Trail 285 climbs through the headwaters of the Hassayampa
A fire lookout that was built by Civilian Conservation Corps workers in 1933 stands 30 feet above the bald, boulder-cluttered apex.
The saddle junction
At its base, the names of CCC workers etched into a cement slab add a note history and humanity to the creaky metal structure and its companion cabin.  The tower is still in active service and is occupied during fire season.  
View from the summit of Mount Union
A walk around the tiny peak reveals 360-degree vistas that validate this mountain as the standard-bearer of the Bradshaws while demonstrating that a summit trek doesn’t have to be the hardest, highest or most inaccessible to deliver a rewarding experience.

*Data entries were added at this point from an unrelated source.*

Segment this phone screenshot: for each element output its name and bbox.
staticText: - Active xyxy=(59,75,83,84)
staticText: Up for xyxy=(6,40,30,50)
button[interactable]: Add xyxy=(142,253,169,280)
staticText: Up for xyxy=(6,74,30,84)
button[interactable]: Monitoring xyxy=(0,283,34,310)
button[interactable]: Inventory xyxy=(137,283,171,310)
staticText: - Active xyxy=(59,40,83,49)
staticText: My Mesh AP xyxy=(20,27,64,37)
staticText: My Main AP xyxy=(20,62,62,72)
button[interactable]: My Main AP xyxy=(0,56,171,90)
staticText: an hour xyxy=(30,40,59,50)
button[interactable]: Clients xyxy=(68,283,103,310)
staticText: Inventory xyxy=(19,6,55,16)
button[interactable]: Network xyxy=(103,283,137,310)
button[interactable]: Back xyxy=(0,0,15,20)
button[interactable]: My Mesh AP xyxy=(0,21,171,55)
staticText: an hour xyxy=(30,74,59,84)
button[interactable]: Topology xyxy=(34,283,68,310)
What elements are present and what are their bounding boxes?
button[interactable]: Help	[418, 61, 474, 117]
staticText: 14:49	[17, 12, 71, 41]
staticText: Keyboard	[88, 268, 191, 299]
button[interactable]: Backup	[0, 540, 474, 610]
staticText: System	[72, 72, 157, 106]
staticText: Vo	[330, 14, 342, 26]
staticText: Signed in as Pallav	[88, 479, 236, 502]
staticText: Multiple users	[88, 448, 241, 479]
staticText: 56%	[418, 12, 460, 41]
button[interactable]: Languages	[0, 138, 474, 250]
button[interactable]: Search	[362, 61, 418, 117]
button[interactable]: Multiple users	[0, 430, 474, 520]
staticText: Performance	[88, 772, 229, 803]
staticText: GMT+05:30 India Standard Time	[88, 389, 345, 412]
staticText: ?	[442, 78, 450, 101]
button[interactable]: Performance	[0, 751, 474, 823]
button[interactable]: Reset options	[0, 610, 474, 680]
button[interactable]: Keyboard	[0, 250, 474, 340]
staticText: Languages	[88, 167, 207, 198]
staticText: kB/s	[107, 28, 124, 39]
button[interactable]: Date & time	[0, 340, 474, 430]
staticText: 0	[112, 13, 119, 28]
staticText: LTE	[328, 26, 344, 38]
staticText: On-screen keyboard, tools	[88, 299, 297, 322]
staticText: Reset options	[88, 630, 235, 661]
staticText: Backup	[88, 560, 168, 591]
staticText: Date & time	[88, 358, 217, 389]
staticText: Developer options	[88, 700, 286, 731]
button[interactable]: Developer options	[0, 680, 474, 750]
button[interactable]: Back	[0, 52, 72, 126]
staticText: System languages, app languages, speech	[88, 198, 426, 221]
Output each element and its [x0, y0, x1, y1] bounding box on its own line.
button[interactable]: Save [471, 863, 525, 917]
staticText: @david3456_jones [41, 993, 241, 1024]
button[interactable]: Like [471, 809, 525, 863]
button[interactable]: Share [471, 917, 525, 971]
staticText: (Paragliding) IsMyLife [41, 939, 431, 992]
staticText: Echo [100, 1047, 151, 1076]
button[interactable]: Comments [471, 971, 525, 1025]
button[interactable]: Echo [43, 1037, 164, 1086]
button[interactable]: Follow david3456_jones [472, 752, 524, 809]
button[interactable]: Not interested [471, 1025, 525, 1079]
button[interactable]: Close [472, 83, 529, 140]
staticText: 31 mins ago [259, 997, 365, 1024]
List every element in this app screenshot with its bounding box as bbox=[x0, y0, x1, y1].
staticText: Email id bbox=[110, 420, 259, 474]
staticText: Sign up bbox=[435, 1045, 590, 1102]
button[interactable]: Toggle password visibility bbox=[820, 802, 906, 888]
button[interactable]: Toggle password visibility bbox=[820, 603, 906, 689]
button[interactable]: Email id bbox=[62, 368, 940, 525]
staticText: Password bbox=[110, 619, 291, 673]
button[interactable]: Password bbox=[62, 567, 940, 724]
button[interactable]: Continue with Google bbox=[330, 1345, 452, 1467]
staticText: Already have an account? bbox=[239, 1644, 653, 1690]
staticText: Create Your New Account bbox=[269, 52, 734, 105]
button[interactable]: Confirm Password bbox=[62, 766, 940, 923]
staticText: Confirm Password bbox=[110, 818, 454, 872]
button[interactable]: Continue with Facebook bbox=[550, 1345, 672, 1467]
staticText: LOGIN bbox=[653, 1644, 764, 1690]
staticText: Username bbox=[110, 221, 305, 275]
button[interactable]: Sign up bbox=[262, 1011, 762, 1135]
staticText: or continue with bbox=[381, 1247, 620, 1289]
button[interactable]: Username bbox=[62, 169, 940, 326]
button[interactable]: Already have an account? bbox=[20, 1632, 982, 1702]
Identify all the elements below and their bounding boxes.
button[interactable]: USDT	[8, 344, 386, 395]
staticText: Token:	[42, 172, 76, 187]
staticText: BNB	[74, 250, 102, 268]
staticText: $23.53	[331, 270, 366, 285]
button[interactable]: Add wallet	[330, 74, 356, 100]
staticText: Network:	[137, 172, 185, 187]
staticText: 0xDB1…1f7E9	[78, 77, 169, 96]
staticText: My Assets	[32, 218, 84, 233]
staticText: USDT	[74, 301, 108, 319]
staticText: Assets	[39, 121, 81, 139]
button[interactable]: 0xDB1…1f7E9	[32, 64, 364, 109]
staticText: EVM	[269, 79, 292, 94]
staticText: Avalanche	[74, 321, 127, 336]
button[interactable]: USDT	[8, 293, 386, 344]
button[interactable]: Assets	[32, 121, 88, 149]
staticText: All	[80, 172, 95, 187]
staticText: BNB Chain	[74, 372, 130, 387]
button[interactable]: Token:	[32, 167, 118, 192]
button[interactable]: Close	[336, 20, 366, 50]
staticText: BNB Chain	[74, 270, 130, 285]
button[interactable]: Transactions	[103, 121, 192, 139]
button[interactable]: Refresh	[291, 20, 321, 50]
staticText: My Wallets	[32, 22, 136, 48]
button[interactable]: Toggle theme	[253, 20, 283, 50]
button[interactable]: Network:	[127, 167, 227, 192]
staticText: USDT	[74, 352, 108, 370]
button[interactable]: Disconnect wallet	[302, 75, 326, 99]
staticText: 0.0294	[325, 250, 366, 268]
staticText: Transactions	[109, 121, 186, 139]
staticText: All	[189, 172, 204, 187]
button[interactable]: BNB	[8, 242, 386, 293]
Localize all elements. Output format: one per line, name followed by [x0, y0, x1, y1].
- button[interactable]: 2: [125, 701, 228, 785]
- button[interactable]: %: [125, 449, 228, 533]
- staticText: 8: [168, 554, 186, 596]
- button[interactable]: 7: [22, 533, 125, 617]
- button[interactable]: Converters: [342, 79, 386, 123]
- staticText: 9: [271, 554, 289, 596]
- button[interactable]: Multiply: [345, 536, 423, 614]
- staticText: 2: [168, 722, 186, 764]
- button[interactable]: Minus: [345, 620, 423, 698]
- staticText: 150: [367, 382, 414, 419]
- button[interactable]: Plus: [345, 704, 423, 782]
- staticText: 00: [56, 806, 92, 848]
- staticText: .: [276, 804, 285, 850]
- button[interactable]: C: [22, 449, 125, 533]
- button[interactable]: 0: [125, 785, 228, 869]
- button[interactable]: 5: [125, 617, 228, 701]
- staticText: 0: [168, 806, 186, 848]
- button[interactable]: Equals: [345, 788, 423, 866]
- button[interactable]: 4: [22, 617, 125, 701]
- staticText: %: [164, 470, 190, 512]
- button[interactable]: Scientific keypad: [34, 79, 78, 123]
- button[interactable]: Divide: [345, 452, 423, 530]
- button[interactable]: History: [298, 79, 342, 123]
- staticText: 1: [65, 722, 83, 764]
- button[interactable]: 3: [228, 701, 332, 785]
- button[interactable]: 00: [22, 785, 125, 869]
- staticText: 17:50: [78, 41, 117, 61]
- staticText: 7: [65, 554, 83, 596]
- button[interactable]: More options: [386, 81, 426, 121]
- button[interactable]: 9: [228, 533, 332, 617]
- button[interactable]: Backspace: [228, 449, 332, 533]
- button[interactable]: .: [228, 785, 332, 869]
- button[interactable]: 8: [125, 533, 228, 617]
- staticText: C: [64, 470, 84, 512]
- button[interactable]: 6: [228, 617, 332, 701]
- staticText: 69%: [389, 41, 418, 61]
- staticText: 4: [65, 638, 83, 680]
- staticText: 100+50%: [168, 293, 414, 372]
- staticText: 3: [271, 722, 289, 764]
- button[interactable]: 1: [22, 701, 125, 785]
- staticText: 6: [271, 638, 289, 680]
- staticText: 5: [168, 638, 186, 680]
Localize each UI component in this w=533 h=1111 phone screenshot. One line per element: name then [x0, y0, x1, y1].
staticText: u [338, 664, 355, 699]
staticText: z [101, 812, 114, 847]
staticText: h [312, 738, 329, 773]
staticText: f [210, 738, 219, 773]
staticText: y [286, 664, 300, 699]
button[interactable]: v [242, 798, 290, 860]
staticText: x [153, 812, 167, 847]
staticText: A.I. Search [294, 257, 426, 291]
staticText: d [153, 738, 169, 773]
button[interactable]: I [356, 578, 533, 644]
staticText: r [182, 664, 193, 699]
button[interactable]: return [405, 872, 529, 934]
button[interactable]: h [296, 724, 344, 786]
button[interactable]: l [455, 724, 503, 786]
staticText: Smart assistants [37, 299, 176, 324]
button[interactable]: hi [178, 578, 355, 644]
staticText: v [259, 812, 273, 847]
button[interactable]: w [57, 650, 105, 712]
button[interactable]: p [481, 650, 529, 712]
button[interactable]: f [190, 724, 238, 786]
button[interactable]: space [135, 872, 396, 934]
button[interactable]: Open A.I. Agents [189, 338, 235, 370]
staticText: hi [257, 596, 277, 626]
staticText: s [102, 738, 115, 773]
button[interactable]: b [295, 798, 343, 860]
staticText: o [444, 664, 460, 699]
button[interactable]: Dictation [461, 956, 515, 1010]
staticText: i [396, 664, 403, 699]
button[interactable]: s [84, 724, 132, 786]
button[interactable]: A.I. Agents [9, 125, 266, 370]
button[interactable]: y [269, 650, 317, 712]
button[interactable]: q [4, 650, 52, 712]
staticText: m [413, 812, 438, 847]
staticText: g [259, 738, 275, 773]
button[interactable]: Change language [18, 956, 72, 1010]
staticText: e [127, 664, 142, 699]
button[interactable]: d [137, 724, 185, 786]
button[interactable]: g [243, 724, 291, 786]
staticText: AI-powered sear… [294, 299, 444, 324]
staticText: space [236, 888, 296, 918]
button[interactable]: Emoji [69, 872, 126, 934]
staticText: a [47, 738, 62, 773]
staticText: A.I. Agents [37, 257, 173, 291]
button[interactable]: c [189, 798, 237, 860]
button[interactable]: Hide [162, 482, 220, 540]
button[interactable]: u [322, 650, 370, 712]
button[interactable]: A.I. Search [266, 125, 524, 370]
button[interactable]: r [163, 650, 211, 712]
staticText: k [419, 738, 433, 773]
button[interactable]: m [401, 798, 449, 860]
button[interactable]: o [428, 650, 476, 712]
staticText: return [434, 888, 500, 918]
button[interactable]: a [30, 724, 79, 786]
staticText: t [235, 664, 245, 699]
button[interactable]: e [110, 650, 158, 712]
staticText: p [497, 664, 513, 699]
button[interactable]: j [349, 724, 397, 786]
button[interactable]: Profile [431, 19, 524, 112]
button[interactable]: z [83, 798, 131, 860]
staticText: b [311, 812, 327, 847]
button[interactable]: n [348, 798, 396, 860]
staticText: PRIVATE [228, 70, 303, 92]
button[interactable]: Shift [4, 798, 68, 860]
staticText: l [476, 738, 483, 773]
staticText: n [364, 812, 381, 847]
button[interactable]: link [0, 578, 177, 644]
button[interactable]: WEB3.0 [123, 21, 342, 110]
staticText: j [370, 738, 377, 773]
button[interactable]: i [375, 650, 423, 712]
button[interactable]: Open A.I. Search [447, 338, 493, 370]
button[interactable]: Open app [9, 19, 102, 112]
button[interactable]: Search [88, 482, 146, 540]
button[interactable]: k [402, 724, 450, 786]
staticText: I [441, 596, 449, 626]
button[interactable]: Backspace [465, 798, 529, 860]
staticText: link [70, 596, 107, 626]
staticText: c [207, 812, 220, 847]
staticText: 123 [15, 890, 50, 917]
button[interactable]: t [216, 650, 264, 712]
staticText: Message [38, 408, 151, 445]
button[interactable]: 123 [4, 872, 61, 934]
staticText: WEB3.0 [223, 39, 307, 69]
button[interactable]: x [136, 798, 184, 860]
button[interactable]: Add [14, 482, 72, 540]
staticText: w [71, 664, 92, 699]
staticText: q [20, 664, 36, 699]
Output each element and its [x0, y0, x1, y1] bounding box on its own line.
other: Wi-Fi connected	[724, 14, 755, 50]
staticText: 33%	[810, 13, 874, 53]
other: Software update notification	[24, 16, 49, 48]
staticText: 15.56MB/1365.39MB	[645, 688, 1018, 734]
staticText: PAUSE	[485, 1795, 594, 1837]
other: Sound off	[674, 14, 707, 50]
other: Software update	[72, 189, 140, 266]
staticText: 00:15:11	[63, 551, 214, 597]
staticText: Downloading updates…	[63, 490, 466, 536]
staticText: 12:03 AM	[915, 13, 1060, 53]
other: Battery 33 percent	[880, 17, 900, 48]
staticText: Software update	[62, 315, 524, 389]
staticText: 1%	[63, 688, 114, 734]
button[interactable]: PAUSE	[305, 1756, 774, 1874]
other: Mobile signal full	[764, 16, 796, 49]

Douglas fir trees dominate the canyon segment of the hike
Mount Union is high point of the Bradshaw Mountains
Trailhead at the edge of the Potato Patch community.
LENGTH: 4 miles roundtrip
RATING: difficult
ELEVATION: 6849 – 7979 feet
From State Route 69 in Prescott, turn south on Walker Road (intersection with the stoplight near the Costco center) and continue 10.5 miles to the “T” intersection at Poacher’s Row that’s marked by sign for the Potato Patch community. Turn left and continue 0.7 miles to where the road ends at the 285 trailhead. There’s parking for about two vehicles at the trailhead and there are additional spaces along the road, but be respectful of the private property in the area and do not block driveways. 
Summit marker.
High-clearance vehicles are recommended as the last few miles of the access roads are on rough dirt with potholes. There are no fees or facilities at the trailhead.